Roth illustrated the point by recounting a visit to Cambodia where, he said, he was struck by the silence. Because the victims were not there to speak, "the void was tangible." Yet when Roth later visited the museum at Tuol Sleng, seeing photographs of the victims made the reality of their plight much more tangible than had merely reading reports, he said.

Juan Mendez, president of the International Center for Transitional Justice, pointed out that denial is one of the indicators of a risk of massive human rights abuses occurring. Denial is more possible, he said, where there are no cultural artifacts to remind society of what went on. Moreover, "memorialization of crimes committed has to go hand in hand" with justice and reform, because it can legitimize the trials of human rights violators while they are ongoing.

Memorialization is part of truth-telling, Mendez said. A truth commission report is not enough; "visualizing what is in it is absolutely crucial." Memorial sites are also an integral part of reparations policy. The Inter-American Court of Human Rights, for example, has repeatedly ordered states to memorialize victims, to name streets, and to erect monuments as part of the reparations process. Cultural artifacts create "some form of reassurance against falling back into authoritarianism," Mendez said.

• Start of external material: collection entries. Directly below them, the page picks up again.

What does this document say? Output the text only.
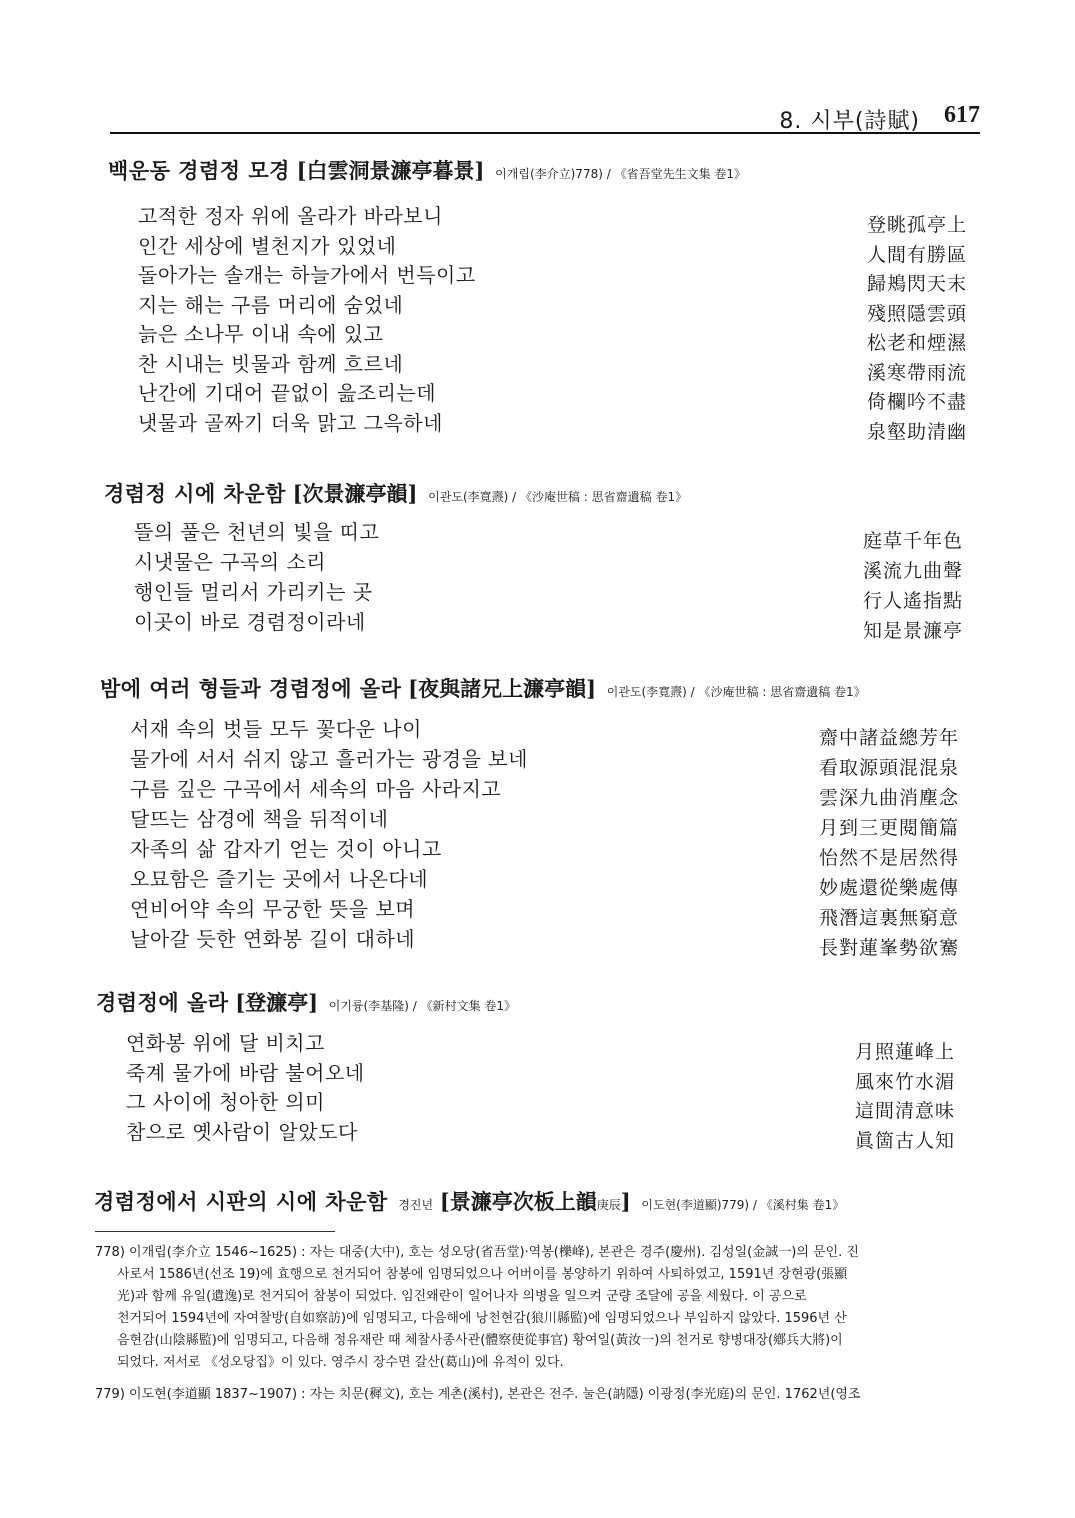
8. 시부(詩賦) 617
백운동 경렴정 모경 [白雲洞景濂亭暮景] 이개립(李介立)778) / 《省吾堂先生文集 卷1》
고적한 정자 위에 올라가 바라보니
인간 세상에 별천지가 있었네
돌아가는 솔개는 하늘가에서 번득이고
지는 해는 구름 머리에 숨었네
늙은 소나무 이내 속에 있고
찬 시내는 빗물과 함께 흐르네
난간에 기대어 끝없이 읊조리는데
냇물과 골짜기 더욱 맑고 그윽하네
登眺孤亭上
人間有勝區
歸鴂閃天末
殘照隱雲頭
松老和煙濕
溪寒帶雨流
倚欄吟不盡
泉壑助清幽
경렴정 시에 차운함 [次景濂亭韻] 이관도(李寬燾) / 《沙庵世稿 : 思省齋遺稿 卷1》
뜰의 풀은 천년의 빛을 띠고
시냇물은 구곡의 소리
행인들 멀리서 가리키는 곳
이곳이 바로 경렴정이라네
庭草千年色
溪流九曲聲
行人遙指點
知是景濂亭
밤에 여러 형들과 경렴정에 올라 [夜與諸兄上濂亭韻] 이관도(李寬燾) / 《沙庵世稿 : 思省齋遺稿 卷1》
서재 속의 벗들 모두 꽃다운 나이
물가에 서서 쉬지 않고 흘러가는 광경을 보네
구름 깊은 구곡에서 세속의 마음 사라지고
달뜨는 삼경에 책을 뒤적이네
자족의 삶 갑자기 얻는 것이 아니고
오묘함은 즐기는 곳에서 나온다네
연비어약 속의 무궁한 뜻을 보며
날아갈 듯한 연화봉 길이 대하네
齋中諸益總芳年
看取源頭混混泉
雲深九曲消塵念
月到三更閱簡篇
怡然不是居然得
妙處還從樂處傳
飛潛這裏無窮意
長對蓮峯勢欲騫
경렴정에 올라 [登濂亭] 이기륭(李基隆) / 《新村文集 卷1》
연화봉 위에 달 비치고
죽계 물가에 바람 불어오네
그 사이에 청아한 의미
참으로 옛사람이 알았도다
月照蓮峰上
風來竹水湄
這間清意味
眞箇古人知
경렴정에서 시판의 시에 차운함 경진년 [景濂亭次板上韻庚辰] 이도현(李道顯)779) / 《溪村集 卷1》
778) 이개립(李介立 1546~1625) : 자는 대중(大中), 호는 성오당(省吾堂)·역봉(櫟峰), 본관은 경주(慶州). 김성일(金誠一)의 문인. 진
사로서 1586년(선조 19)에 효행으로 천거되어 참봉에 임명되었으나 어버이를 봉양하기 위하여 사퇴하였고, 1591년 장현광(張顯
光)과 함께 유일(遺逸)로 천거되어 참봉이 되었다. 임진왜란이 일어나자 의병을 일으켜 군량 조달에 공을 세웠다. 이 공으로
천거되어 1594년에 자여찰방(自如察訪)에 임명되고, 다음해에 낭천현감(狼川縣監)에 임명되었으나 부임하지 않았다. 1596년 산
음현감(山陰縣監)에 임명되고, 다음해 정유재란 때 체찰사종사관(體察使從事官) 황여일(黃汝一)의 천거로 향병대장(鄕兵大將)이
되었다. 저서로 《성오당집》이 있다. 영주시 장수면 갈산(葛山)에 유적이 있다.
779) 이도현(李道顯 1837~1907) : 자는 치문(穉文), 호는 계촌(溪村), 본관은 전주. 눌은(訥隱) 이광정(李光庭)의 문인. 1762년(영조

Neier asked the panelists, as activists "in this era in which efforts to deal with the past have been at the forefront of the human rights movement," whether such work had made a difference.

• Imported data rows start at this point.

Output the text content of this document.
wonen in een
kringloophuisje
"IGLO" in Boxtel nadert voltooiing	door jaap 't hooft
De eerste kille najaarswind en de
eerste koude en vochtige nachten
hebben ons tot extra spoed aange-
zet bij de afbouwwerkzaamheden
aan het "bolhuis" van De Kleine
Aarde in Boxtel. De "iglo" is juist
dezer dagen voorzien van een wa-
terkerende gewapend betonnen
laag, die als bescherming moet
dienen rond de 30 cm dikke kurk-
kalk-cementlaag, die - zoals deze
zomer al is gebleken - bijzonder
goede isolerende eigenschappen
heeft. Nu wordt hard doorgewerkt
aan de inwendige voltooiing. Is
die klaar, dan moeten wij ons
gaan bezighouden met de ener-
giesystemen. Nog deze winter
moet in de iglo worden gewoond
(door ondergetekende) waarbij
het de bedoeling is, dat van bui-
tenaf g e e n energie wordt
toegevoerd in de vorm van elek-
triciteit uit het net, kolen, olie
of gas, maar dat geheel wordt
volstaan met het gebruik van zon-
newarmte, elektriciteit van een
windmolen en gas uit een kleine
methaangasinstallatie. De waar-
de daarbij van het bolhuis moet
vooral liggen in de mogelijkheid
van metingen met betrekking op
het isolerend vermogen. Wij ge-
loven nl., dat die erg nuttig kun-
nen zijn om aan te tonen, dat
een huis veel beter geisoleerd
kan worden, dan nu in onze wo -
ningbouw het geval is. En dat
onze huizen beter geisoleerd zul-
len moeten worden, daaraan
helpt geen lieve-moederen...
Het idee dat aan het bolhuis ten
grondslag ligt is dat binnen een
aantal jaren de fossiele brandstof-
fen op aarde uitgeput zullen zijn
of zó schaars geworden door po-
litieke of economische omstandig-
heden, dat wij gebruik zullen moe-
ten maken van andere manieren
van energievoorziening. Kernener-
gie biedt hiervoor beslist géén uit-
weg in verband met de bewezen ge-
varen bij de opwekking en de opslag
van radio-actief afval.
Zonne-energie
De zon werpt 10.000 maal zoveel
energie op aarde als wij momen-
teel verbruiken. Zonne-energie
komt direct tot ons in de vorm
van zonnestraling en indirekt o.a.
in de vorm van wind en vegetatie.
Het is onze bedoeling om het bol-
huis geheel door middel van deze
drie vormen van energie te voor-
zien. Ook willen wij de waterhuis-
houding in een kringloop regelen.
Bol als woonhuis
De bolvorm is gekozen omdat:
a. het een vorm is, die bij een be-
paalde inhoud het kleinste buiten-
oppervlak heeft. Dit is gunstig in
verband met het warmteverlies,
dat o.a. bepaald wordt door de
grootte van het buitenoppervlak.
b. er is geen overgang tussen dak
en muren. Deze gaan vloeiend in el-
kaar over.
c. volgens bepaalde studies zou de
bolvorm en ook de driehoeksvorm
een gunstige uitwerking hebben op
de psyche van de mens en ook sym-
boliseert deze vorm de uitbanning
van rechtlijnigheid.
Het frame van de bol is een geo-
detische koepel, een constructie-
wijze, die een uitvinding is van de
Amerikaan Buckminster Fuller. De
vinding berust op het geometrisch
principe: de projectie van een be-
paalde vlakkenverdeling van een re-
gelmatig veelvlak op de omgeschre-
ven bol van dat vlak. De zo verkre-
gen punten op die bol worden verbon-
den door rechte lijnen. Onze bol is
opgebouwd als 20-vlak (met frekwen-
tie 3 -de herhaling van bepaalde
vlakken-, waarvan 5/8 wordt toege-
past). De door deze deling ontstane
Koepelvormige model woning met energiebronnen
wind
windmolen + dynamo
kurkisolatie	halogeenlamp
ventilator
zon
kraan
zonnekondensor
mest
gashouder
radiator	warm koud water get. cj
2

Roth replied that "the process of accountability still at a rudimentary stage; for deterrence to work the possibility of justice must become much more predictable." In that regard, "we are moving in the right direction." Citing a recent visit to Khartoum, Roth mentioned a meeting with Sudanese officials where he was "struck by how well versed they were in the International Criminal Court." They were "really scared of the referral of Darfur to the ICC," he noted. While this has not by any means stopped the crimes taking place in Darfur, clearly it was part of their calculations. Accountability would raise the cost of abuses significantly, Roth said.

Mendez concurred, noting that when the UN Security Council referred the Darfur case to the ICC a year ago, the leaders of the janjaweed "disappeared from the scene." They were replaced by others, he said, but "the threat [of punishment] is becoming more real than it was in the 1980s."

Given that "Latin America is where the focus on accountability began and influenced the course of the human rights movement in the rest of the world," Neier asked Valdez whether the focus on the past and on accountability has had an impact on the region.

Valdez replied that in the context of the Argentinian process of recovering democracy, for example, "it is impossible to think of the national commission to investigate the disappearances and trials of the junta without all the cultural performance," including for instance films such as The Official Story. "One reinforces the other," she said.